With Rose guarding his door, organizing their social life, looking after the kids, running the household, and preventing any interruptions, he was able to churn out a lot of writing over the course of three decades.
He preferred writing novels but sometimes also found time for movie scripts, novellas, reviews, essays short stories, and plays. Some of his best pieces he compiled in “This Quiet Dust and Other Writings.”
“Sophie’s Choice,” by William Styron is really two novels combined into one as the present intersects with the past.
One part is the tribulations and trials of Polish citizen Sophie Zawistowska, who is taken by the Nazis to Auschwitz during the Second World War. The other part is the story of a young writer from Brooklyn struggling to write a great American novel.
It was while he was a boarder at the Pink Palace that Stingo first met Sophie who was then with Nathan Landau her lover. He for the most part just heard them noisily making love in the room above him.
As expected, he had to listen to their lustful consummations even as he had to suffer from unmitigated and inflamed passions. In that state, it was all too easy to start believing that everyone was getting laid and start pitying oneself for his failure.

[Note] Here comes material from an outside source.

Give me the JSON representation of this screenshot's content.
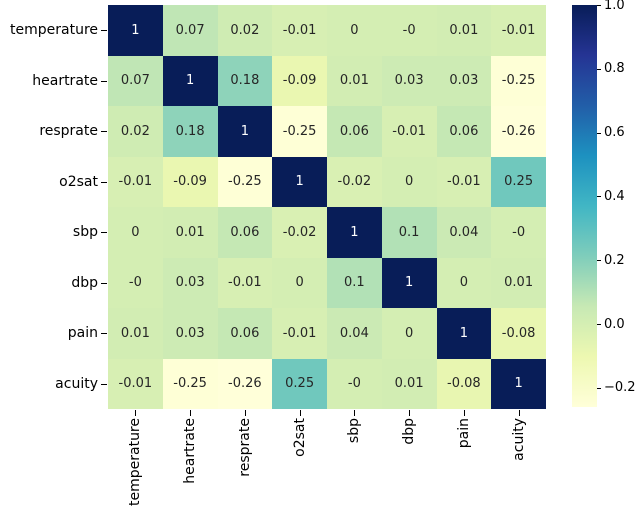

He is a twenty-two-year-old man that has a high libido and is also looking to rid himself of the malady of virginity.
His yearning to end his involuntary celibacy and have intercourse with a woman soon starts affecting his ability to write and achieve his dreams.
William Styrone’s novel “The Confessions of Nat Turner,” tells the story of Nat Turner, a literate slave who is raised in the house of Benjamin Turner as a house slave.
He is treated as a black jewel above the field slaves but is not immune to human tragedy. As such he is devastated when his mother dies when he is just 14.
Meanwhile, his owner has been debating the vagaries of slavery with family and friends and believes the invention of machines would quickly eradicate the evil institution.
When the man dies, Marse Samuel, his brother helps Nat qualify s a carpenter, and by the time he is 25, he is emancipated. But an economic downturn means his future is not immediately bright.
He is sold to different owners, many of them not so benevolent. In the midst of a lot of uncertainty, Nat develops a relationship with Margaret Whitehead and a passion for the Bible.
He soon becomes known by many whites and blacks alike as Rev. Turner. With his religious underpinning and seething resentment at the brutal and sometimes tragic treatment of fellow blacks, he sets in motion a plan for a violent rebellion.
“Lie Down in Darkness” by William Styron is the author’s debut novel, telling a tragic story that resonates with the painful sense of the arbitrariness of fate and sadness.
Peyton Loftis had been born into a very comfortable family in Virginia. She has stunning good looks, a fine mind, a wry sense of humor, exceptional poise, and a lofty spirit.
While she should have had a very good life, she has always been tormented by a sense of unworthy love and being unloved.
Peyton grows from a totally captivating and precocious little girl to a celebrated and adored college girl. But soon enough she is bewildered and lost Bohemian who does not know how to navigate the north with its alien-like cities.
She is a bewitching debutante who has always seen herself as being among the elite in society but she finds herself a poor fit in the modern world in the north.